2. Slider and carousel plugins without keyboard navigation. Slick, Swiper, Owl Carousel and the WordPress block-editor cover-block carousel. Default configurations often lack keyboard arrow navigation, focus indicators on slide controls, and pause-on-focus behaviour. Auto-rotating carousels also fail WCAG 2.2.2 (Pause, Stop, Hide). The fix: keyboard-accessible navigation arrows, pause control, manual rotation only or pause on focus.
3. Popup builders without focus return on close. Lead-capture popups, exit-intent popups, marketing modals built with popup-builder plugins. The pattern is the same as the cookie banner: focus enters the modal, the close button is reachable, but on close focus does not return to the element that triggered the popup. Screen reader users land in a random part of the document.

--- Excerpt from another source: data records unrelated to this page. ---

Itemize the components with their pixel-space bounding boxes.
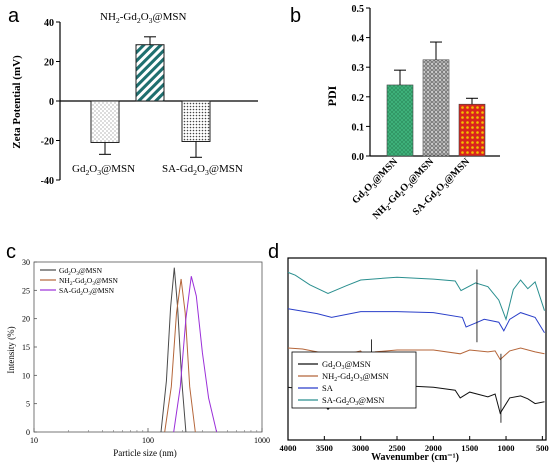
panel-b-pdi-chart: PDI 0.00.10.20.30.40.5 Gd2O3@MSNNH2-Gd2O… [325, 4, 500, 223]
panel-b-ytick-label: 0.4 [352, 34, 365, 45]
panel-d-xtick-label: 500 [536, 443, 549, 453]
panel-c-size-chart: Intensity (%) Particle size (nm) 0 5 10 15 2… [6, 258, 270, 458]
panel-d-legend-label: NH2-Gd2O3@MSN [322, 371, 389, 383]
panel-d-ftir-chart: Wavenumber (cm⁻¹) 4000 3500 3000 2500 2000 15… [280, 257, 549, 463]
panel-d-frame [287, 257, 547, 441]
panel-c-xtick-label: 1000 [254, 436, 270, 445]
panel-d-xtick-label: 3000 [352, 443, 369, 453]
panel-a-bar [181, 100, 211, 142]
panel-b-bar [422, 59, 450, 157]
panel-d-xtick-label: 4000 [280, 443, 297, 453]
panel-c-ytick-label: 10 [22, 371, 30, 380]
panel-a-zeta-chart: Zeta Potential (mV) -40 -20 0 20 40 Gd2O3@MS… [11, 11, 258, 187]
panel-c-legend-label: NH2-Gd2O3@MSN [59, 276, 119, 287]
panel-c-series-line [164, 278, 196, 433]
panel-d-series-line [287, 384, 545, 415]
panel-b-category-text: NH2-Gd2O3@MSN [371, 156, 438, 223]
panel-letter-c: c [6, 241, 16, 263]
panel-a-label-nh2: NH2-Gd2O3@MSN [100, 11, 187, 25]
panel-c-ytick-label: 25 [22, 286, 30, 295]
panel-d-xtick-label: 1500 [461, 443, 478, 453]
panel-b-category-label: NH2-Gd2O3@MSN [371, 156, 438, 223]
panel-b-ylabel: PDI [325, 85, 339, 106]
panel-b-ytick-label: 0.3 [352, 63, 365, 74]
panel-b-ytick-label: 0.1 [352, 122, 365, 133]
panel-c-ytick-label: 0 [26, 428, 30, 437]
panel-d-legend-box [291, 351, 417, 409]
panel-c-xtick-label: 100 [142, 436, 154, 445]
panel-c-ytick-label: 30 [22, 258, 30, 267]
panel-a-ytick-label: -40 [41, 176, 54, 187]
panel-b-ytick-label: 0.0 [352, 152, 365, 163]
panel-a-ytick-label: -20 [41, 137, 54, 148]
panel-b-bar [386, 84, 414, 157]
panel-c-xlabel: Particle size (nm) [113, 448, 176, 458]
panel-c-series-line [173, 276, 218, 433]
panel-letter-b: b [290, 5, 301, 27]
panel-a-bar [90, 100, 120, 143]
panel-d-series-line [287, 308, 545, 333]
panel-d-series-line [287, 271, 545, 321]
panel-b-bar [458, 103, 486, 157]
panel-a-ylabel: Zeta Potential (mV) [11, 55, 23, 149]
panel-c-series-line [160, 267, 187, 433]
panel-a-label-gd2o3: Gd2O3@MSN [72, 163, 135, 177]
panel-c-ytick-label: 5 [26, 400, 30, 409]
panel-c-ytick-label: 20 [22, 315, 30, 324]
panel-d-xtick-label: 3500 [316, 443, 333, 453]
panel-d-xtick-label: 2000 [425, 443, 442, 453]
panel-b-ytick-label: 0.5 [352, 4, 365, 15]
panel-d-legend-label: SA-Gd2O3@MSN [322, 395, 384, 407]
panel-a-ytick-label: 0 [49, 97, 54, 108]
panel-d-xtick-label: 1000 [498, 443, 515, 453]
panel-d-xlabel: Wavenumber (cm⁻¹) [371, 452, 459, 463]
panel-d-legend-label: SA [322, 383, 334, 393]
panel-a-bar [135, 44, 165, 102]
panel-a-ytick-label: 40 [44, 18, 54, 29]
panel-c-legend-label: SA-Gd2O3@MSN [59, 286, 115, 297]
panel-b-ytick-label: 0.2 [352, 93, 365, 104]
panel-c-ylabel: Intensity (%) [6, 326, 16, 373]
panel-c-legend-label: Gd2O3@MSN [59, 266, 103, 277]
panel-a-label-sa: SA-Gd2O3@MSN [162, 163, 243, 177]
panel-letter-d: d [268, 241, 279, 263]
panel-c-ytick-label: 15 [22, 343, 30, 352]
panel-d-legend-label: Gd2O3@MSN [322, 359, 371, 371]
panel-a-ytick-label: 20 [44, 58, 54, 69]
panel-c-xtick-label: 10 [30, 436, 38, 445]
panel-d-xtick-label: 2500 [389, 443, 406, 453]
panel-letter-a: a [8, 5, 20, 27]
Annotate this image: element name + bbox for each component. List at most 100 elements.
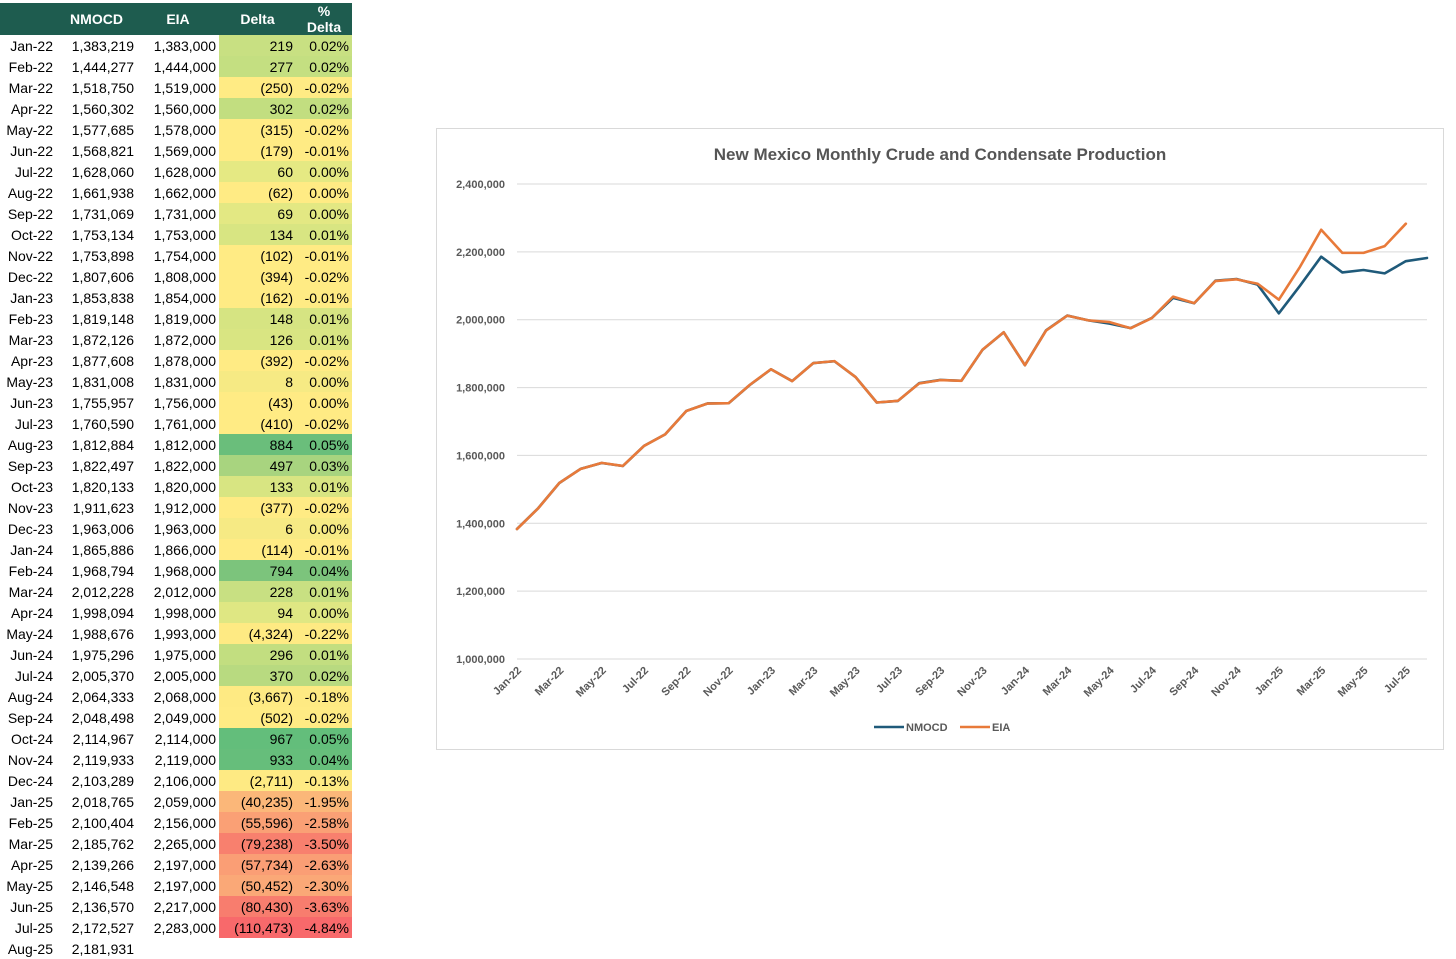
cell-nmocd[interactable]: 2,119,933	[72, 751, 134, 768]
cell-delta[interactable]: (162)	[219, 287, 296, 308]
cell-delta[interactable]: 296	[219, 644, 296, 665]
cell-eia[interactable]: 1,998,000	[153, 604, 216, 621]
cell-eia[interactable]: 1,831,000	[153, 373, 216, 390]
cell-month[interactable]: Mar-23	[8, 331, 53, 348]
header-pct-delta[interactable]: % Delta	[296, 3, 352, 35]
cell-nmocd[interactable]: 1,812,884	[71, 436, 134, 453]
cell-eia[interactable]: 1,808,000	[153, 268, 216, 285]
cell-month[interactable]: Jul-22	[14, 163, 53, 180]
cell-nmocd[interactable]: 1,911,623	[72, 499, 134, 516]
cell-pct-delta[interactable]: 0.02%	[296, 56, 352, 77]
cell-delta[interactable]: 794	[219, 560, 296, 581]
cell-pct-delta[interactable]: 0.01%	[296, 308, 352, 329]
cell-nmocd[interactable]: 1,753,134	[71, 226, 134, 243]
cell-delta[interactable]: 219	[219, 35, 296, 56]
cell-pct-delta[interactable]: 0.00%	[296, 203, 352, 224]
cell-eia[interactable]: 1,975,000	[153, 646, 216, 663]
cell-eia[interactable]: 1,753,000	[153, 226, 216, 243]
cell-pct-delta[interactable]: -0.01%	[296, 539, 352, 560]
cell-month[interactable]: Jul-23	[14, 415, 53, 432]
cell-delta[interactable]: (392)	[219, 350, 296, 371]
cell-eia[interactable]: 2,283,000	[153, 919, 216, 936]
cell-eia[interactable]: 1,731,000	[153, 205, 216, 222]
cell-pct-delta[interactable]: -1.95%	[296, 791, 352, 812]
cell-pct-delta[interactable]: 0.00%	[296, 602, 352, 623]
cell-pct-delta[interactable]: -0.01%	[296, 245, 352, 266]
cell-pct-delta[interactable]: -0.02%	[296, 497, 352, 518]
cell-delta[interactable]: 497	[219, 455, 296, 476]
cell-eia[interactable]: 1,912,000	[153, 499, 216, 516]
cell-nmocd[interactable]: 1,760,590	[71, 415, 134, 432]
cell-month[interactable]: Jan-25	[10, 793, 53, 810]
cell-pct-delta[interactable]: 0.05%	[296, 728, 352, 749]
cell-delta[interactable]: (315)	[219, 119, 296, 140]
cell-nmocd[interactable]: 1,975,296	[71, 646, 134, 663]
cell-nmocd[interactable]: 1,568,821	[71, 142, 134, 159]
cell-month[interactable]: Feb-23	[8, 310, 53, 327]
cell-nmocd[interactable]: 2,064,333	[71, 688, 134, 705]
cell-nmocd[interactable]: 2,185,762	[71, 835, 134, 852]
cell-pct-delta[interactable]: -4.84%	[296, 917, 352, 938]
cell-pct-delta[interactable]: 0.01%	[296, 329, 352, 350]
cell-month[interactable]: Feb-24	[8, 562, 53, 579]
cell-eia[interactable]: 2,156,000	[153, 814, 216, 831]
cell-month[interactable]: Aug-24	[7, 688, 53, 705]
cell-eia[interactable]: 1,820,000	[153, 478, 216, 495]
cell-pct-delta[interactable]: -2.30%	[296, 875, 352, 896]
cell-pct-delta[interactable]: -0.22%	[296, 623, 352, 644]
cell-eia[interactable]: 1,963,000	[153, 520, 216, 537]
cell-delta[interactable]: 60	[219, 161, 296, 182]
cell-nmocd[interactable]: 1,831,008	[71, 373, 134, 390]
cell-month[interactable]: Jun-23	[10, 394, 53, 411]
cell-eia[interactable]: 1,578,000	[153, 121, 216, 138]
cell-eia[interactable]: 1,756,000	[153, 394, 216, 411]
cell-eia[interactable]: 2,197,000	[153, 856, 216, 873]
cell-month[interactable]: May-22	[6, 121, 53, 138]
cell-nmocd[interactable]: 1,753,898	[71, 247, 134, 264]
cell-delta[interactable]: (102)	[219, 245, 296, 266]
cell-month[interactable]: Apr-24	[10, 604, 53, 621]
cell-month[interactable]: Apr-25	[10, 856, 53, 873]
cell-eia[interactable]: 1,754,000	[153, 247, 216, 264]
cell-nmocd[interactable]: 1,963,006	[71, 520, 134, 537]
cell-delta[interactable]: (62)	[219, 182, 296, 203]
cell-delta[interactable]: (410)	[219, 413, 296, 434]
cell-nmocd[interactable]: 1,577,685	[71, 121, 134, 138]
cell-nmocd[interactable]: 2,136,570	[71, 898, 134, 915]
cell-delta[interactable]: 302	[219, 98, 296, 119]
cell-nmocd[interactable]: 2,172,527	[71, 919, 134, 936]
cell-nmocd[interactable]: 1,444,277	[71, 58, 134, 75]
cell-eia[interactable]: 1,822,000	[153, 457, 216, 474]
cell-pct-delta[interactable]: 0.00%	[296, 182, 352, 203]
cell-delta[interactable]: (3,667)	[219, 686, 296, 707]
cell-pct-delta[interactable]: 0.01%	[296, 476, 352, 497]
cell-eia[interactable]: 2,119,000	[154, 751, 216, 768]
cell-delta[interactable]: (80,430)	[219, 896, 296, 917]
cell-nmocd[interactable]: 1,731,069	[71, 205, 134, 222]
cell-delta[interactable]: 8	[219, 371, 296, 392]
cell-pct-delta[interactable]: -0.02%	[296, 77, 352, 98]
cell-month[interactable]: Oct-22	[10, 226, 53, 243]
cell-eia[interactable]: 1,761,000	[153, 415, 216, 432]
cell-eia[interactable]: 1,878,000	[153, 352, 216, 369]
cell-delta[interactable]	[219, 938, 296, 959]
cell-eia[interactable]: 1,866,000	[153, 541, 216, 558]
cell-delta[interactable]: (502)	[219, 707, 296, 728]
cell-delta[interactable]: 277	[219, 56, 296, 77]
cell-delta[interactable]: 228	[219, 581, 296, 602]
cell-pct-delta[interactable]: -3.63%	[296, 896, 352, 917]
cell-nmocd[interactable]: 2,048,498	[71, 709, 134, 726]
cell-month[interactable]: Apr-23	[10, 352, 53, 369]
cell-month[interactable]: Nov-24	[7, 751, 53, 768]
cell-pct-delta[interactable]: -0.02%	[296, 119, 352, 140]
cell-delta[interactable]: (110,473)	[219, 917, 296, 938]
cell-eia[interactable]: 1,872,000	[153, 331, 216, 348]
cell-pct-delta[interactable]: -0.02%	[296, 413, 352, 434]
cell-eia[interactable]: 2,217,000	[153, 898, 216, 915]
cell-month[interactable]: May-24	[6, 625, 53, 642]
cell-eia[interactable]: 1,854,000	[153, 289, 216, 306]
cell-pct-delta[interactable]: 0.02%	[296, 98, 352, 119]
cell-eia[interactable]: 1,819,000	[153, 310, 216, 327]
cell-pct-delta[interactable]: 0.01%	[296, 644, 352, 665]
cell-delta[interactable]: (40,235)	[219, 791, 296, 812]
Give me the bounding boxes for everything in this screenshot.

4. Product gallery plugins with images missing accessible names. WooCommerce gallery, lightbox plugins, product variation swatches. The visual designer specifies the image but the accessible name is left empty or set to a filename. Decorative images can be empty (alt=""); informative images must carry a meaningful accessible name. Variation swatches presented as colour squares without text need an accessible name (aria-label) for the swatch, not just for the visible label.
These four patterns close the gap between “the site looks accessible in the browser” and “the site survives an audit by the federal-state market surveillance authority”. The audit checklist runs against WCAG 2.2 AA for the conformance backbone of EAA Annex I.
What a BFSG-ready WordPress shop looks like
The agency-side checklist that ships with BFSG-ready WooCommerce engagements:
- Accessibility statement page, in German, accessible from every footer, listing the WCAG 2.2 conformance level, known limitations, contact for accessibility issues.
- Theme audited at WCAG 2.2 AA. Heading hierarchy, landmark regions, sufficient colour contrast, keyboard focus indicators on every interactive element, skip-to-content link.
- Forms with labels, error messaging, success messaging. Each input has a visible label and an accessible name. Errors are announced to screen readers. Success messages are visible and read by assistive tech.
- Plugin audit, with the four patterns above as primary checks. Cookie banner, slider, popup, gallery. Plus product variation swatches. Plus checkout flow.
- Document upload accessibility. PDFs in product downloads need to be accessible PDFs (tagged structure, alt text on images, reading order). Inaccessible PDFs are a recurring audit finding.
- Video accessibility. Captions on every product video. Audio descriptions for content that conveys information visually only.
- Tested with at least two assistive technologies. Screen reader (NVDA on Windows, VoiceOver on macOS), keyboard-only navigation, high-contrast mode.
Pricing for an accessibility-engineering engagement is individual; the audit and remediation hours depend on the theme, the active plugin set, and the number of templated page types.
Where the BFSG meets NIS2 and DORA
Procurement teams in regulated sectors (banking, insurance, health) increasingly bundle three filters into a single supplier review:
- BFSG / EAA accessibility conformance.
- NIS2 Article 21 risk management evidence.
- DORA Article 28 third-party clauses (for financial entities).
A WordPress shop operator outside the regulated sectors only deals with BFSG. A WordPress shop operator that also processes payments, holds insurance partnerships or supplies regulated industries deals with all three. The supplier security pack I ship in those engagements addresses each filter with its own short document, cross-referenced.